Background

Multi-target peptide therapeutics targeting glucagon receptor (GCGR), glucagon-like peptide-1 receptor (GLP1R), and glucose-dependent insulinotropic polypeptide receptor (GIPR) represent a promising approach for treating diabetes and obesity. Triple agonist peptides demonstrate superior efficacy compared to single-target approaches, yet rational design remains computationally challenging due to complex sequence-structure-activity relationships. Existing methods, primarily based on convolutional neural networks, impose limitations including fixed sequence lengths and inadequate representation of molecular topology. Graph Attention Networks(GAT) offer advantages in capturing molecular structures and variable-length peptide sequences while providing interpretable insights into receptor-specific binding determinants.

Objective

To develop and validate a GAT-based framework for designing novel triple agonist peptides with optimized binding affinity across GCGR, GLP1R, and GIPR, and to compare performance against convolutional neural network approaches. Methods: A dataset of 234 peptide sequences with experimentally determined binding affinities was compiled from multiple sources.
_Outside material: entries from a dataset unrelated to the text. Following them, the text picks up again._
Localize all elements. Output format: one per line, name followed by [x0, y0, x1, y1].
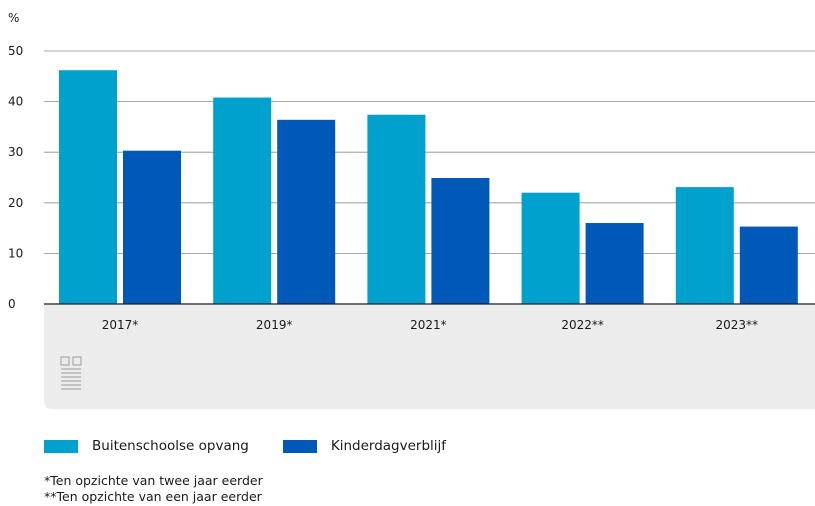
bar-buitenschoolse-opvang-0 — [59, 70, 117, 304]
x-tick-label: 2019* — [256, 318, 293, 332]
bar-buitenschoolse-opvang-3 — [521, 192, 580, 304]
bar-kinderdagverblijf-0 — [123, 150, 181, 304]
y-tick-label: 40 — [8, 95, 23, 109]
x-tick-label: 2021* — [410, 318, 447, 332]
y-tick-label: 50 — [8, 44, 23, 58]
x-tick-label: 2023** — [716, 318, 759, 332]
legend-label: Buitenschoolse opvang — [92, 438, 249, 454]
legend-item-kinderdagverblijf: Kinderdagverblijf — [282, 438, 447, 454]
bar-chart: % 0 10 20 30 40 50 2017* 2019* 2021* 2022** 2023*… — [8, 11, 815, 409]
bar-kinderdagverblijf-3 — [585, 223, 644, 304]
bar-buitenschoolse-opvang-2 — [367, 114, 426, 304]
bar-buitenschoolse-opvang-4 — [675, 187, 734, 304]
legend: Buitenschoolse opvang Kinderdagverblijf — [44, 438, 480, 454]
y-tick-label: 0 — [8, 297, 16, 311]
y-tick-label: 20 — [8, 196, 23, 210]
y-axis-unit: % — [8, 11, 19, 25]
bar-kinderdagverblijf-2 — [431, 178, 490, 304]
legend-label: Kinderdagverblijf — [330, 438, 447, 454]
footnote-2: **Ten opzichte van een jaar eerder — [44, 489, 262, 504]
bar-kinderdagverblijf-4 — [739, 226, 798, 304]
y-tick-label: 30 — [8, 145, 23, 159]
x-tick-labels: 2017* 2019* 2021* 2022** 2023** — [102, 318, 758, 332]
legend-swatch — [44, 439, 78, 453]
x-tick-label: 2022** — [561, 318, 604, 332]
legend-item-buitenschoolse-opvang: Buitenschoolse opvang — [44, 438, 249, 454]
legend-swatch — [282, 439, 317, 453]
cbs-logo-icon — [60, 356, 82, 390]
bar-buitenschoolse-opvang-1 — [213, 97, 272, 304]
y-tick-label: 10 — [8, 246, 23, 260]
footnote-1: *Ten opzichte van twee jaar eerder — [44, 473, 263, 488]
bar-kinderdagverblijf-1 — [277, 119, 336, 304]
y-tick-labels: 0 10 20 30 40 50 — [8, 44, 23, 311]
bars — [59, 70, 798, 304]
category-panel — [44, 305, 815, 409]
x-tick-label: 2017* — [102, 318, 139, 332]
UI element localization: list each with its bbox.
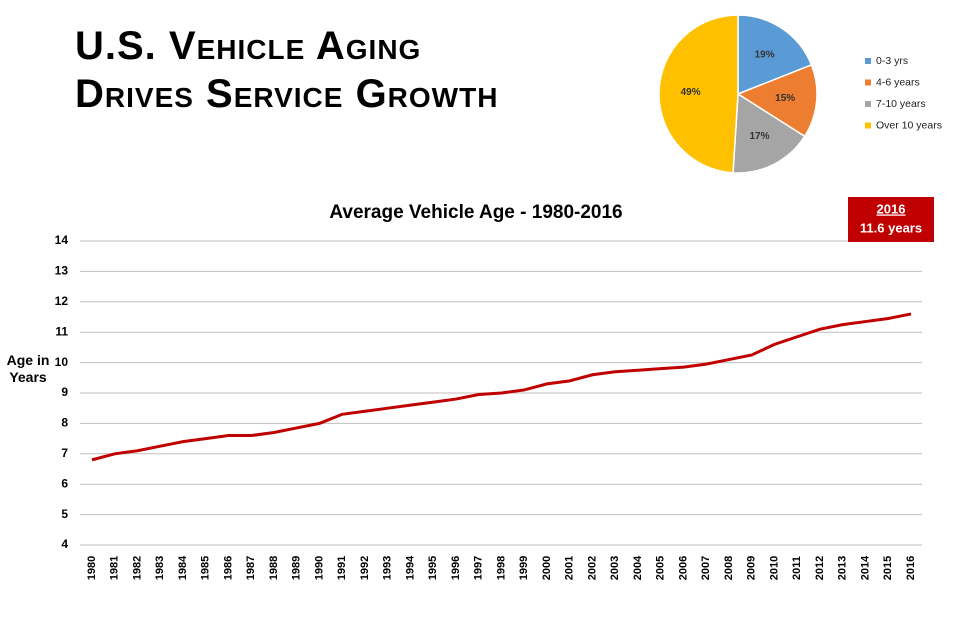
legend-swatch [865,101,871,107]
x-tick-label: 1985 [200,556,212,580]
data-line [91,312,912,462]
x-tick-label: 2013 [837,556,849,580]
pie-slice [737,14,813,96]
x-tick-label: 2002 [586,556,598,580]
x-tick-label: 2010 [768,556,780,580]
legend-swatch [865,58,871,64]
x-tick-label: 1984 [177,555,189,580]
y-tick-label: 10 [55,355,69,369]
x-tick-label: 1994 [404,555,416,580]
x-tick-label: 1997 [473,556,485,580]
slide-title: U.S. Vehicle Aging Drives Service Growth [75,22,498,118]
x-tick-label: 1989 [291,556,303,580]
legend-swatch [865,79,871,86]
x-tick-label: 1980 [86,556,98,580]
x-tick-label: 2004 [632,555,644,580]
annotation-title: 2016 [877,201,906,216]
pie-slice [732,92,806,174]
y-tick-label: 7 [61,446,68,460]
x-tick-label: 1992 [359,556,371,580]
x-tick-label: 1995 [427,556,439,580]
x-tick-label: 1996 [450,556,462,580]
x-tick-label: 2011 [791,556,803,580]
slice-label: 49% [681,87,701,98]
x-tick-label: 1993 [382,556,394,580]
legend-label: 4-6 years [876,76,920,88]
y-tick-label: 13 [55,264,69,278]
x-tick-label: 1983 [154,556,166,580]
title-line: Drives Service Growth [75,72,499,116]
legend-swatch [865,122,871,129]
y-tick-label: 14 [55,233,69,247]
x-tick-label: 1990 [313,556,325,580]
x-tick-label: 2008 [723,556,735,580]
y-tick-label: 5 [61,507,68,521]
x-tick-label: 2005 [655,556,667,580]
x-tick-label: 2012 [814,556,826,580]
chart-title: Average Vehicle Age - 1980-2016 [329,202,622,223]
y-tick-label: 6 [61,476,68,490]
x-tick-label: 2000 [541,556,553,580]
x-tick-label: 2014 [859,555,871,580]
pie-slice [736,63,818,138]
annotation-box [848,197,934,242]
x-tick-label: 1981 [109,556,121,580]
x-tick-label: 1998 [495,556,507,580]
x-tick-label: 1991 [336,556,348,580]
annotation-text: 11.6 years [860,220,922,235]
y-tick-label: 11 [55,324,68,338]
x-tick-label: 2009 [746,556,758,580]
x-tick-label: 2016 [905,556,917,580]
x-tick-label: 1999 [518,556,530,580]
slice-label: 15% [775,93,795,104]
pie-slice [658,14,739,174]
y-tick-label: 12 [55,294,69,308]
x-tick-label: 2006 [677,556,689,580]
x-tick-label: 2015 [882,556,894,580]
x-tick-label: 1982 [131,556,143,580]
y-tick-label: 4 [61,537,68,551]
x-tick-label: 1987 [245,556,257,580]
legend-label: 0-3 yrs [876,55,908,67]
x-tick-label: 2001 [564,556,576,580]
title-line: U.S. Vehicle Aging [75,24,422,68]
y-tick-label: 9 [61,385,68,399]
x-tick-label: 1986 [222,556,234,580]
y-axis-label: Age in Years [6,352,50,385]
y-tick-label: 8 [61,416,68,430]
slice-label: 17% [750,131,770,142]
x-tick-label: 2007 [700,556,712,580]
x-tick-label: 2003 [609,556,621,580]
legend-label: 7-10 years [876,98,926,110]
x-tick-label: 1988 [268,556,280,580]
slice-label: 19% [755,49,775,60]
legend-label: Over 10 years [876,119,942,131]
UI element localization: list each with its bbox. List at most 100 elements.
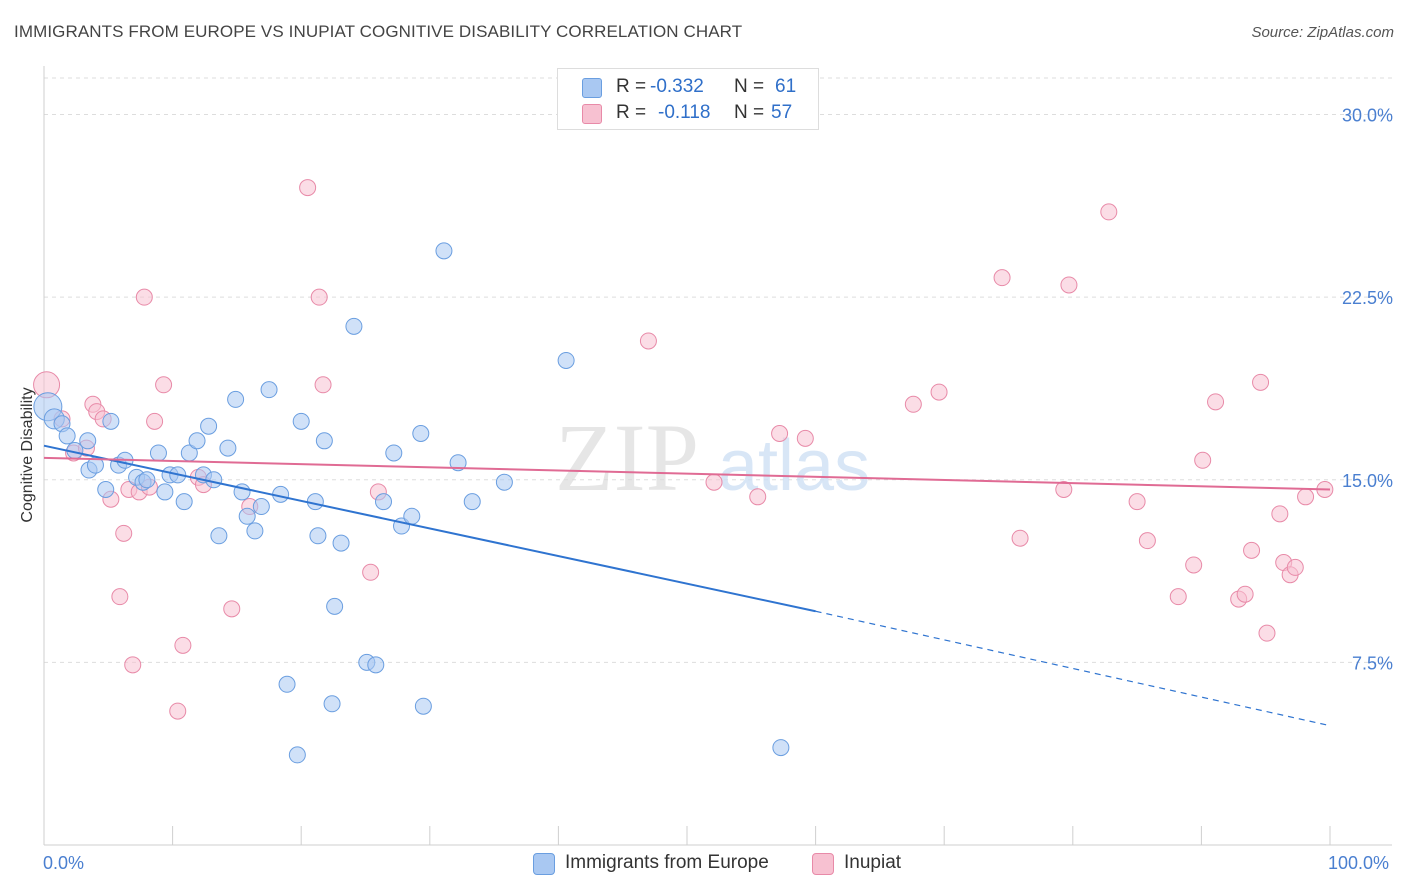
europe-point (278, 675, 296, 693)
series-swatch-europe (533, 853, 555, 875)
europe-point (58, 427, 76, 445)
inupiat-point (169, 702, 187, 720)
europe-point (188, 432, 206, 450)
y-tick-label: 30.0% (1342, 106, 1393, 126)
inupiat-point (1252, 373, 1270, 391)
inupiat-point (135, 288, 153, 306)
inupiat-point (155, 376, 173, 394)
inupiat-point (223, 600, 241, 618)
series-label-europe: Immigrants from Europe (565, 852, 769, 873)
europe-trend-extension (815, 610, 1331, 727)
legend-n-label: N = (734, 76, 765, 97)
legend-n-label: N = (734, 102, 765, 123)
watermark-zip: ZIP (555, 404, 699, 511)
inupiat-trend-line (43, 456, 1331, 491)
y-tick-label: 15.0% (1342, 471, 1393, 491)
correlation-legend: R = -0.332 N = 61 R = -0.118 N = 57 (557, 68, 819, 130)
inupiat-point (1055, 481, 1073, 499)
inupiat-point (314, 376, 332, 394)
inupiat-point (1207, 393, 1225, 411)
europe-point (138, 471, 156, 489)
y-tick-label: 22.5% (1342, 288, 1393, 308)
europe-point (200, 417, 218, 435)
inupiat-point (299, 179, 317, 197)
inupiat-point (310, 288, 328, 306)
europe-point (414, 697, 432, 715)
europe-point (309, 527, 327, 545)
inupiat-point (705, 473, 723, 491)
europe-point (292, 412, 310, 430)
inupiat-point (1100, 203, 1118, 221)
europe-point (463, 493, 481, 511)
inupiat-point (1185, 556, 1203, 574)
chart-title: IMMIGRANTS FROM EUROPE VS INUPIAT COGNIT… (14, 22, 743, 41)
inupiat-point (639, 332, 657, 350)
y-axis-label: Cognitive Disability (19, 387, 36, 523)
inupiat-point (1128, 493, 1146, 511)
inupiat-point (1169, 588, 1187, 606)
legend-r-value-europe: -0.332 (650, 76, 704, 97)
europe-point (260, 381, 278, 399)
europe-point (449, 454, 467, 472)
series-swatch-inupiat (812, 853, 834, 875)
europe-point (156, 483, 174, 501)
source-credit: Source: ZipAtlas.com (1251, 24, 1394, 41)
europe-point (315, 432, 333, 450)
inupiat-point (111, 588, 129, 606)
europe-point (205, 471, 223, 489)
watermark-atlas: atlas (718, 426, 870, 506)
europe-point (97, 481, 115, 499)
europe-point (323, 695, 341, 713)
inupiat-point (174, 636, 192, 654)
inupiat-point (1194, 451, 1212, 469)
inupiat-point (1236, 585, 1254, 603)
europe-point (102, 412, 120, 430)
europe-point (288, 746, 306, 764)
europe-point (79, 432, 97, 450)
inupiat-point (993, 269, 1011, 287)
europe-point (332, 534, 350, 552)
legend-r-label: R = (616, 76, 647, 97)
legend-r-value-inupiat: -0.118 (658, 102, 711, 123)
inupiat-point (930, 383, 948, 401)
legend-r-label: R = (616, 102, 647, 123)
y-tick-label: 7.5% (1352, 653, 1393, 673)
inupiat-point (749, 488, 767, 506)
europe-trend-line (43, 444, 816, 613)
europe-point (219, 439, 237, 457)
europe-point (345, 317, 363, 335)
europe-point (412, 424, 430, 442)
europe-point (375, 493, 393, 511)
inupiat-point (115, 524, 133, 542)
inupiat-point (771, 424, 789, 442)
legend-swatch-europe (582, 78, 602, 98)
inupiat-point (362, 563, 380, 581)
inupiat-point (1243, 541, 1261, 559)
europe-point (367, 656, 385, 674)
europe-point (227, 390, 245, 408)
series-label-inupiat: Inupiat (844, 852, 902, 873)
europe-point (403, 507, 421, 525)
europe-point (149, 444, 167, 462)
europe-point (238, 507, 256, 525)
inupiat-point (1011, 529, 1029, 547)
legend-n-value-inupiat: 57 (771, 102, 793, 123)
europe-point (557, 351, 575, 369)
europe-point (435, 242, 453, 260)
x-tick-label-max: 100.0% (1328, 853, 1390, 873)
europe-point (772, 739, 790, 757)
europe-point (175, 493, 193, 511)
inupiat-point (124, 656, 142, 674)
inupiat-point (1297, 488, 1315, 506)
europe-point (326, 597, 344, 615)
europe-point (246, 522, 264, 540)
europe-point (495, 473, 513, 491)
inupiat-point (1258, 624, 1276, 642)
x-tick-label-min: 0.0% (43, 853, 85, 873)
inupiat-point (146, 412, 164, 430)
inupiat-point (796, 429, 814, 447)
europe-point (252, 498, 270, 516)
europe-point (210, 527, 228, 545)
inupiat-point (1060, 276, 1078, 294)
Peptides were represented as molecular graphs with seven-dimensional node features encoding physicochemical properties and positional information. The GAT architecture employed a shared encoder with task-specific prediction heads, implementing transfer learning to address limited GIPR training data. Performance was evaluated using 5-fold cross-validation and independent validation on 24 literature-derived sequences. A genetic algorithm framework was developed for peptide sequence optimization, incorporating multi-objective fitness evaluation based on predicted binding affinity, biological plausibility, and sequence novelty.

Results

Cross-validation demonstrated robust GAT performance across all receptors, with GCGR achieving high accuracy (AUC-ROC: 0.915 ± 0.050), followed by GLP1R (AUC-ROC: 0.853 ± 0.059), and GIPR showing acceptable performance despite limited data (AUC-ROC: 0.907 ± 0.083). Comparative analysis revealed receptor-specific advantages: GAT significantly outperformed CNN for GCGR prediction (RMSE: 0.942 vs 1.209, p = 0.0013), while CNN maintained superior GLP1R performance (RMSE: 0.552 vs 0.723). Genetic algorithm optimization achieved substantial improvement over baseline, with 4.0% fitness enhancement and generation of 20 candidates exhibiting mean binding probabilities exceeding 0.5 across all targets.

Conclusions

The GAT-based framework represents a significant advancement in computational peptide design, demonstrating receptor-specific advantages and robust optimization capabilities. Genetic algorithm optimization enables systematic exploration of sequence space while maintaining biological constraints. This approach provides a rational framework for prioritizing experimental validation efforts in triple agonist development.